Thank you for reading my story and responding. I think you’re right in everything you’re saying… I’m also afraid it could escalate. I’ve seen him throw things before during a fight and tell me to leave his apartment. He promised he wouldn’t do that again but…. The things people do out of anger….
To be honest a few months ago I broke up with him. We had a huge fight, where he blamed me for something I was a victim of, and then proceeded to make himself the victim, saying I cheated on him etc. we fought for hours on the phone and we broke up. He instantly blocked me on Insta and told me to get my stuff because he doesn’t want it. Only a few minutes went by before he called me again and convinced me to stay.

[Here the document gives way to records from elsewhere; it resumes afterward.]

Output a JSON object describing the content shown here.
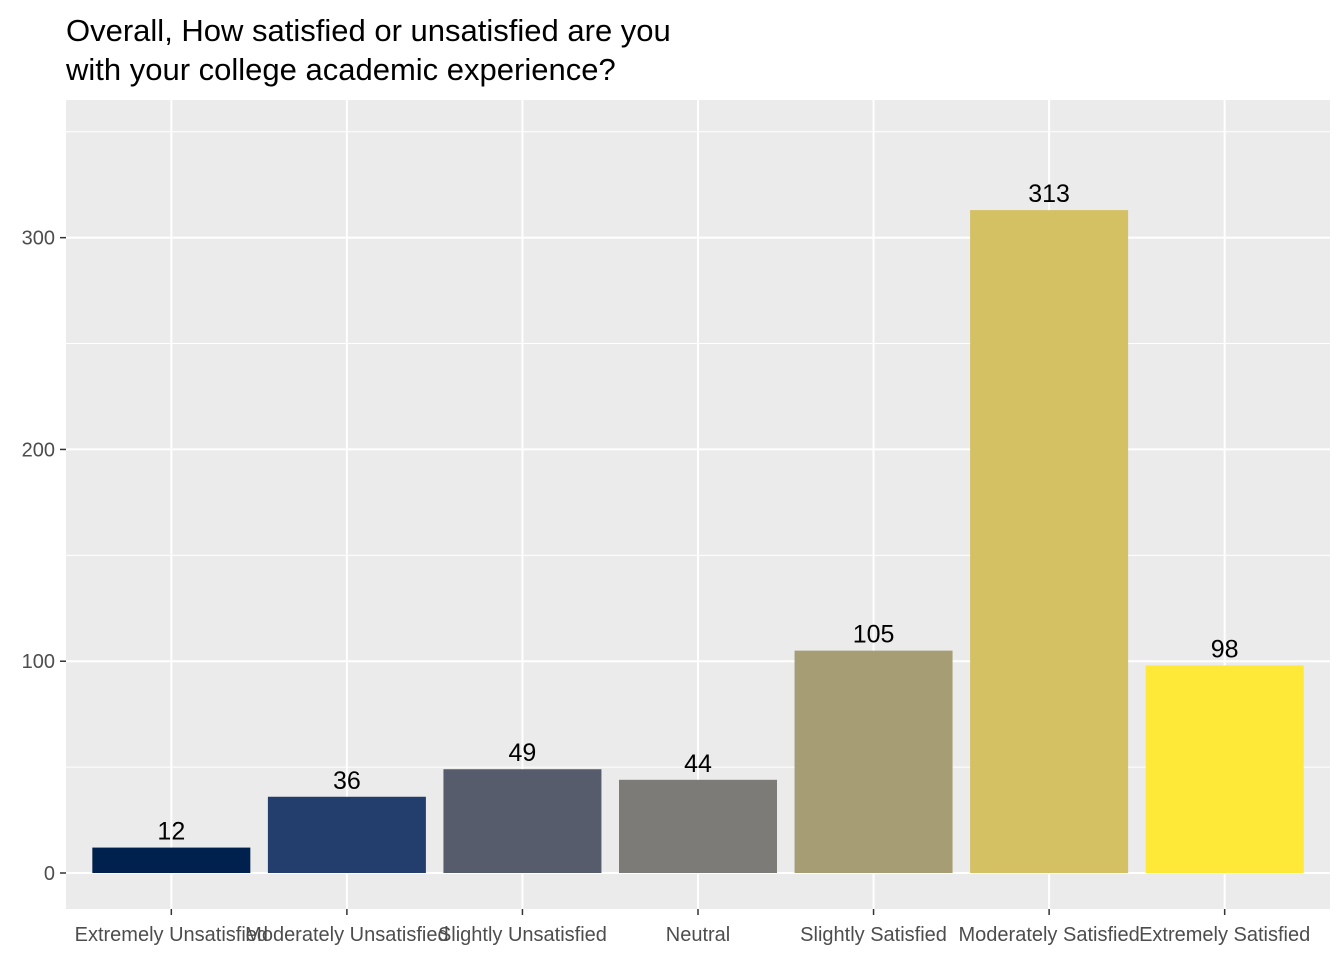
{
  "chart_data": {
    "type": "bar",
    "title_lines": [
      "Overall, How satisfied or unsatisfied are you",
      "with your college academic experience?"
    ],
    "xlabel": "",
    "ylabel": "",
    "categories": [
      "Extremely Unsatisfied",
      "Moderately Unsatisfied",
      "Slightly Unsatisfied",
      "Neutral",
      "Slightly Satisfied",
      "Moderately Satisfied",
      "Extremely Satisfied"
    ],
    "values": [
      12,
      36,
      49,
      44,
      105,
      313,
      98
    ],
    "colors": [
      "#00204d",
      "#233e6c",
      "#575c6d",
      "#7c7b78",
      "#a69d75",
      "#d3c164",
      "#fee838"
    ],
    "ylim": [
      -17,
      365
    ],
    "yticks": [
      0,
      100,
      200,
      300
    ],
    "y_minor_ticks": [
      50,
      150,
      250,
      350
    ],
    "grid": true,
    "panel_background": "#ebebeb",
    "grid_color": "#ffffff",
    "legend": "none"
  }
}
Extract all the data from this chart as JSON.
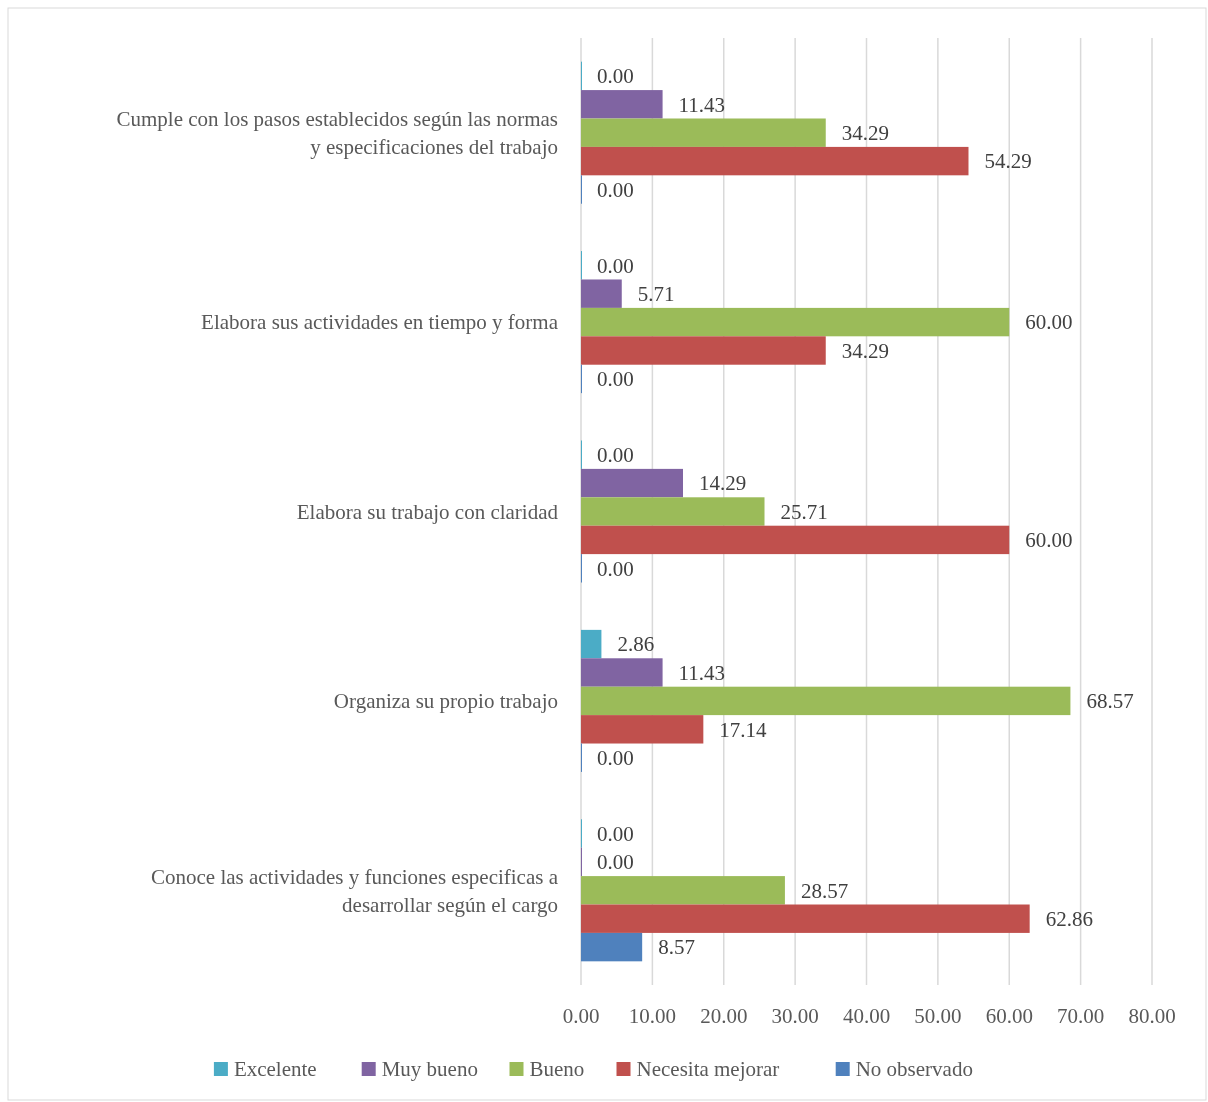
{
  "chart_data": {
    "type": "bar",
    "orientation": "horizontal",
    "categories": [
      "Cumple con los pasos establecidos según las normas y especificaciones del trabajo",
      "Elabora sus actividades en tiempo y forma",
      "Elabora su trabajo con claridad",
      "Organiza su propio trabajo",
      "Conoce las actividades y funciones especificas a desarrollar según el cargo"
    ],
    "series": [
      {
        "name": "Excelente",
        "color": "#4bacc6",
        "values": [
          0,
          0,
          0,
          2.86,
          0
        ],
        "value_labels": [
          "0.00",
          "0.00",
          "0.00",
          "2.86",
          "0.00"
        ]
      },
      {
        "name": "Muy bueno",
        "color": "#8064a2",
        "values": [
          11.43,
          5.71,
          14.29,
          11.43,
          0
        ],
        "value_labels": [
          "11.43",
          "5.71",
          "14.29",
          "11.43",
          "0.00"
        ]
      },
      {
        "name": "Bueno",
        "color": "#9bbb59",
        "values": [
          34.29,
          60,
          25.71,
          68.57,
          28.57
        ],
        "value_labels": [
          "34.29",
          "60.00",
          "25.71",
          "68.57",
          "28.57"
        ]
      },
      {
        "name": "Necesita mejorar",
        "color": "#c0504d",
        "values": [
          54.29,
          34.29,
          60,
          17.14,
          62.86
        ],
        "value_labels": [
          "54.29",
          "34.29",
          "60.00",
          "17.14",
          "62.86"
        ]
      },
      {
        "name": "No observado",
        "color": "#4f81bd",
        "values": [
          0,
          0,
          0,
          0,
          8.57
        ],
        "value_labels": [
          "0.00",
          "0.00",
          "0.00",
          "0.00",
          "8.57"
        ]
      }
    ],
    "xlim": [
      0,
      80
    ],
    "xticks": [
      {
        "value": 0,
        "label": "0.00"
      },
      {
        "value": 10,
        "label": "10.00"
      },
      {
        "value": 20,
        "label": "20.00"
      },
      {
        "value": 30,
        "label": "30.00"
      },
      {
        "value": 40,
        "label": "40.00"
      },
      {
        "value": 50,
        "label": "50.00"
      },
      {
        "value": 60,
        "label": "60.00"
      },
      {
        "value": 70,
        "label": "70.00"
      },
      {
        "value": 80,
        "label": "80.00"
      }
    ],
    "grid": "x",
    "legend": "bottom"
  }
}
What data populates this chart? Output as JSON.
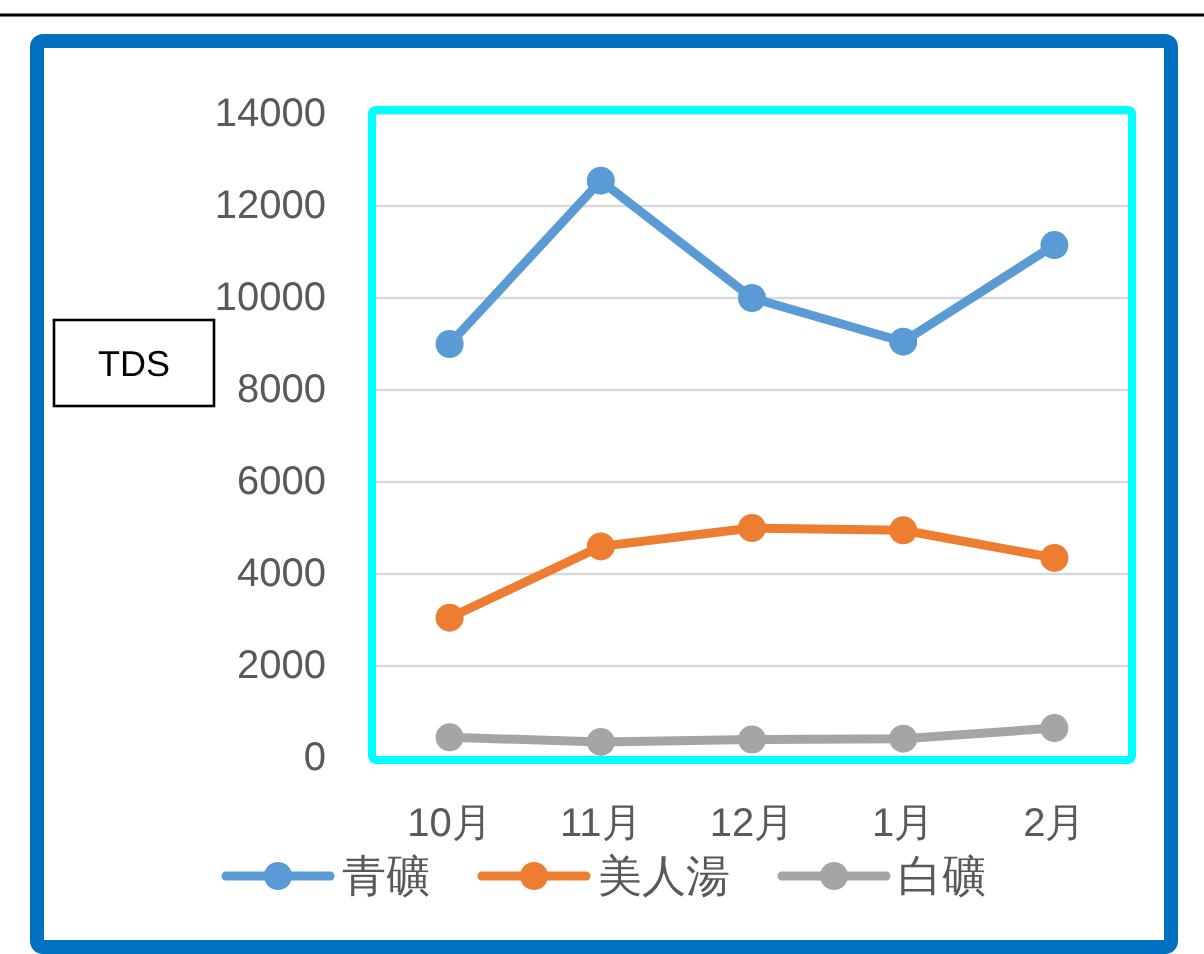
{
  "chart_data": {
    "type": "line",
    "ylabel": "TDS",
    "categories": [
      "10月",
      "11月",
      "12月",
      "1月",
      "2月"
    ],
    "series": [
      {
        "name": "青礦",
        "color": "#5b9bd5",
        "values": [
          9000,
          12550,
          10000,
          9050,
          11150
        ]
      },
      {
        "name": "美人湯",
        "color": "#ed7d31",
        "values": [
          3050,
          4600,
          5000,
          4950,
          4350
        ]
      },
      {
        "name": "白礦",
        "color": "#a5a5a5",
        "values": [
          450,
          350,
          400,
          420,
          650
        ]
      }
    ],
    "ylim": [
      0,
      14000
    ],
    "yticks": [
      0,
      2000,
      4000,
      6000,
      8000,
      10000,
      12000,
      14000
    ],
    "grid": "y",
    "legend": "bottom",
    "marker": "circle",
    "line_style": "solid"
  }
}
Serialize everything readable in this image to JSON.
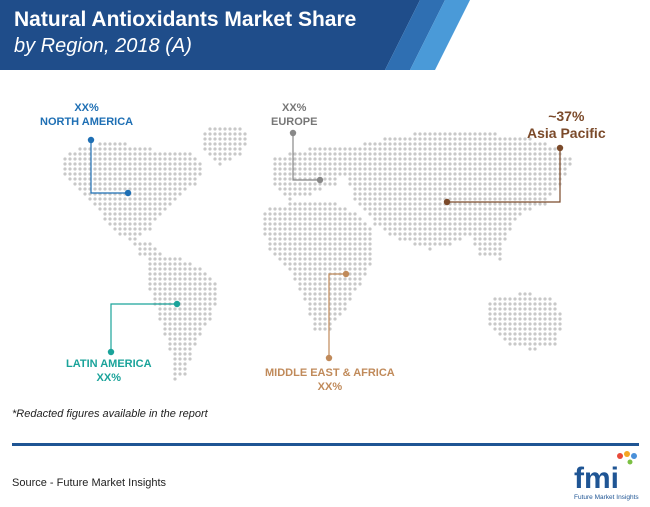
{
  "header": {
    "title": "Natural Antioxidants Market Share",
    "subtitle": "by Region, 2018 (A)"
  },
  "chart_data": {
    "type": "map",
    "title": "Natural Antioxidants Market Share",
    "subtitle": "by Region, 2018 (A)",
    "regions": [
      {
        "name": "NORTH AMERICA",
        "value": "XX%",
        "color": "#1e6fb4"
      },
      {
        "name": "EUROPE",
        "value": "XX%",
        "color": "#888888"
      },
      {
        "name": "Asia Pacific",
        "value": "~37%",
        "color": "#7b4a2a"
      },
      {
        "name": "LATIN AMERICA",
        "value": "XX%",
        "color": "#1aa39a"
      },
      {
        "name": "MIDDLE EAST & AFRICA",
        "value": "XX%",
        "color": "#c08a5a"
      }
    ]
  },
  "footnote": "*Redacted figures available in the report",
  "source": "Source - Future Market Insights",
  "logo": {
    "text": "fmi",
    "caption": "Future Market Insights"
  },
  "colors": {
    "banner_dark": "#1f4d8a",
    "banner_light": "#3d8fd1",
    "map_dots": "#c8c8c8",
    "rule": "#1f5594"
  }
}
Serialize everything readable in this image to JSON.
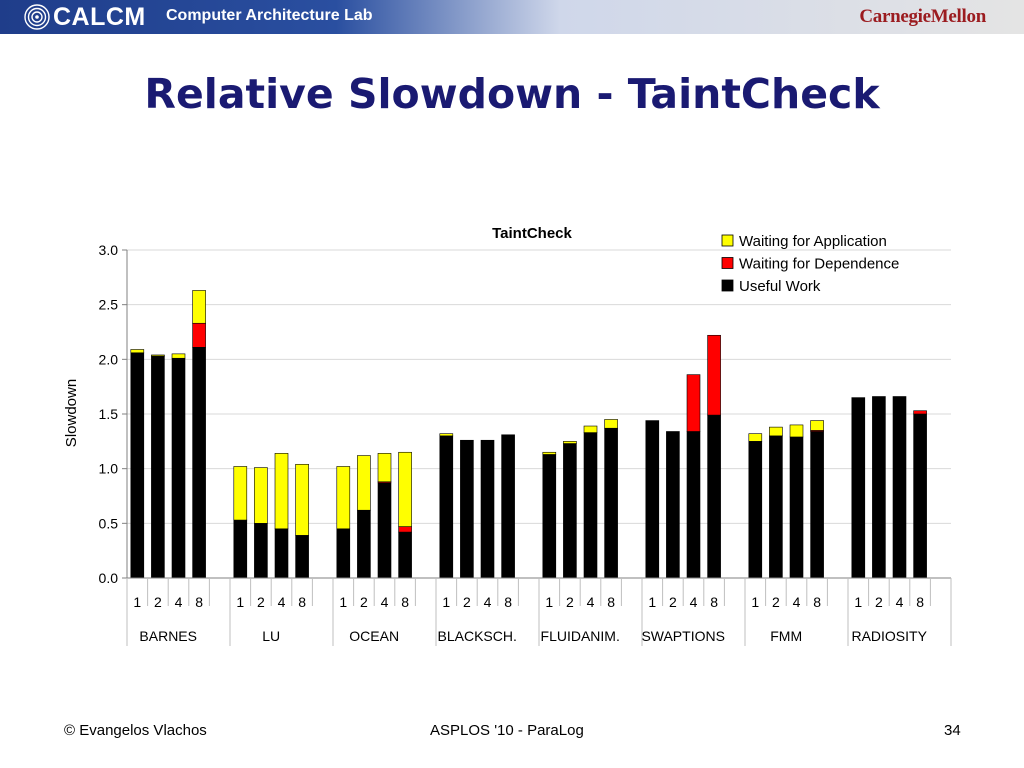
{
  "header": {
    "logo_name": "CALCM",
    "lab_name": "Computer Architecture Lab",
    "university": "CarnegieMellon"
  },
  "slide": {
    "title": "Relative Slowdown - TaintCheck"
  },
  "footer": {
    "author": "© Evangelos Vlachos",
    "venue": "ASPLOS '10 - ParaLog",
    "page": "34"
  },
  "colors": {
    "banner": "#1f3d8a",
    "title": "#1a1a72",
    "useful_work": "#000000",
    "waiting_dependence": "#ff0000",
    "waiting_application": "#ffff00"
  },
  "chart_data": {
    "type": "bar",
    "stacked": true,
    "title": "TaintCheck",
    "ylabel": "Slowdown",
    "ylim": [
      0,
      3
    ],
    "yticks": [
      "0.0",
      "0.5",
      "1.0",
      "1.5",
      "2.0",
      "2.5",
      "3.0"
    ],
    "grid": true,
    "legend": "top-right",
    "groups": [
      "BARNES",
      "LU",
      "OCEAN",
      "BLACKSCH.",
      "FLUIDANIM.",
      "SWAPTIONS",
      "FMM",
      "RADIOSITY"
    ],
    "threads": [
      "1",
      "2",
      "4",
      "8"
    ],
    "series": [
      {
        "name": "Useful Work",
        "color": "#000000",
        "values": [
          [
            2.06,
            2.03,
            2.01,
            2.11
          ],
          [
            0.53,
            0.5,
            0.45,
            0.39
          ],
          [
            0.45,
            0.62,
            0.87,
            0.42
          ],
          [
            1.3,
            1.26,
            1.26,
            1.31
          ],
          [
            1.13,
            1.23,
            1.33,
            1.37
          ],
          [
            1.44,
            1.34,
            1.34,
            1.49
          ],
          [
            1.25,
            1.3,
            1.29,
            1.34
          ],
          [
            1.65,
            1.66,
            1.66,
            1.5
          ]
        ]
      },
      {
        "name": "Waiting for Dependence",
        "color": "#ff0000",
        "values": [
          [
            0.0,
            0.0,
            0.0,
            0.22
          ],
          [
            0.0,
            0.0,
            0.0,
            0.0
          ],
          [
            0.0,
            0.0,
            0.01,
            0.05
          ],
          [
            0.0,
            0.0,
            0.0,
            0.0
          ],
          [
            0.0,
            0.0,
            0.0,
            0.0
          ],
          [
            0.0,
            0.0,
            0.52,
            0.73
          ],
          [
            0.0,
            0.0,
            0.0,
            0.01
          ],
          [
            0.0,
            0.0,
            0.0,
            0.03
          ]
        ]
      },
      {
        "name": "Waiting for Application",
        "color": "#ffff00",
        "values": [
          [
            0.03,
            0.01,
            0.04,
            0.3
          ],
          [
            0.49,
            0.51,
            0.69,
            0.65
          ],
          [
            0.57,
            0.5,
            0.26,
            0.68
          ],
          [
            0.02,
            0.0,
            0.0,
            0.0
          ],
          [
            0.02,
            0.02,
            0.06,
            0.08
          ],
          [
            0.0,
            0.0,
            0.0,
            0.0
          ],
          [
            0.07,
            0.08,
            0.11,
            0.09
          ],
          [
            0.0,
            0.0,
            0.0,
            0.0
          ]
        ]
      }
    ],
    "legend_order": [
      "Waiting for Application",
      "Waiting for Dependence",
      "Useful Work"
    ]
  }
}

He ofteb tells me how neither of us can find someone as good as the other and no one can understand us like each other do. he seriously makes me doubt if I can ever find someone else, who would understand me and love me. I know deep down it’s not true...
we almost broke up again one month ago because he again blamed me and started a fight. He said I treat him like a toy and just play with him, so I said I want to break up if you really feel like that( because I give him my everything, Ive opened up, crossed boundaries, always loved him, supported him) He quickly took it back and started crying and of course we ended up staying together.
I think my biggest problem is that everyone around me loves him. I also love him; but I feel like he has abused me and used me. He is holding on to me and convincing me to stay. I feel so happy a lot of the time but other times I find myself constantly wondering if it’s time to break up because of my mental health in this relationship.
It definitely sounds like it is affecting your mental health. I can understand it being hard when everyone likes him but it is cause he doesn’t show who is he to your family. Abusers never let anyone else see their true colors. If you’re worried, try to talk to an officer. See what kind of protective they can give you. Have one take you to get your belongings maybe.
@shySailboat6690
And regarding your stuff, see if you can get it back before you leave him. If not, don't worry about the stuff. It is just materials. Your life is important. If he is showing these red flags, it is only a matter of time before he hits you.